Syntactic Recognition

Treetop grammars are written in a custom language based on parsing expression grammars. Literature on the subject of parsing expression grammars is useful in writing Treetop grammars.

Grammar Structure

Treetop grammars look like this:

grammar GrammarName
  rule rule_name
    ...
  end

  rule rule_name
    ...
  end

  ...
end

The main keywords are:

  • grammar : This introduces a new grammar. It is followed by a constant name to which the grammar will be bound when it is loaded.

  • rule : This defines a parsing rule within the grammar. It is followed by a name by which this rule can be referenced within other rules. It is then followed by a parsing expression defining the rule.

Parsing Expressions

Each rule associates a name with a parsing expression. Parsing expressions are a generalization of vanilla regular expressions. Their key feature is the ability to reference other expressions in the grammar by name.

Terminal Symbols

Strings

Strings are surrounded in double or single quotes and must be matched exactly.

  • "foo"
  • 'foo'

Character Classes

Character classes are surrounded by brackets. Their semantics are identical to those used in Ruby's regular expressions.

  • [a-zA-Z]
  • [0-9]

The Anything Symbol

The anything symbol is represented by a dot (.) and matches any single character.

Nonterminal Symbols

Nonterminal symbols are unquoted references to other named rules. They are equivalent to an inline substitution of the named expression.

rule foo
  "the dog " bar
end

rule bar
  "jumped"
end

The above grammar is equivalent to:

rule foo
  "the dog jumped"
end

Ordered Choice

Parsers attempt to match ordered choices in left-to-right order, and stop after the first successful match.

"foobar" / "foo" / "bar"

Note that if "foo" in the above expression came first, "foobar" would never be matched.

Sequences

Sequences are a space-separated list of parsing expressions. They have higher precedence than choices, so choices must be parenthesized to be used as the elements of a sequence.

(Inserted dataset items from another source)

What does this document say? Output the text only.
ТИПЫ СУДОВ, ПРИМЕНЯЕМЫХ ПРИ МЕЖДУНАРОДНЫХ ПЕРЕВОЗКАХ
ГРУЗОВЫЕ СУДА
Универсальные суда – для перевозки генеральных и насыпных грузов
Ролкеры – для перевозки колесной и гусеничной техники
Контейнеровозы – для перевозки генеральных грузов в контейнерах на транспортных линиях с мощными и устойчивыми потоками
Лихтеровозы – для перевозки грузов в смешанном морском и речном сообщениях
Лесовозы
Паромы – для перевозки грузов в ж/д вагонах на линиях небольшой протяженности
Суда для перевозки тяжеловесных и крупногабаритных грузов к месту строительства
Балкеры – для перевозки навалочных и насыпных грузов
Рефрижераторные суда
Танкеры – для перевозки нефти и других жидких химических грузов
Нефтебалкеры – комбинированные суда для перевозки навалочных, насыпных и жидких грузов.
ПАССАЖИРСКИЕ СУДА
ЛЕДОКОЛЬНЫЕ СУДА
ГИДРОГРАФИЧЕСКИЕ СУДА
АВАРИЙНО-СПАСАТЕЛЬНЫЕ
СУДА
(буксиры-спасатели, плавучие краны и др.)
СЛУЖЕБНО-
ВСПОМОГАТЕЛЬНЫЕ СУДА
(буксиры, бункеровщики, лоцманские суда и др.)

"foo" "bar" ("baz" / "bop")

Zero or More

Parsers will greedily match an expression zero or more times if it is followed by the star (*) symbol.

  • 'foo'* matches the empty string, "foo", "foofoo", etc.

One or More

Parsers will greedily match an expression one or more times if it is followed by the star (+) symbol.

  • 'foo'+ does not match the empty string, but matches "foo", "foofoo", etc.

Optional Expressions

An expression can be declared optional by following it with a question mark (?).

  • 'foo'? matches "foo" or the empty string.

Lookahead Assertions

Lookahead assertions can be used to give parsing expressions a limited degree of context-sensitivity. The parser will look ahead into the buffer and attempt to match an expression without consuming input.

Positive Lookahead Assertion

Preceding an expression with an ampersand (&) indicates that it must match, but no input will be consumed in the process of determining whether this is true.

  • "foo" &"bar" matches "foobar" but only consumes up to the end "foo". It will not match "foobaz".

Negative Lookahead Assertion

Preceding an expression with a bang (!) indicates that the expression must not match, but no input will be consumed in the process of determining whether this is true.

  • "foo" !"bar" matches "foobaz" but only consumes up to the end "foo". It will not match "foobar".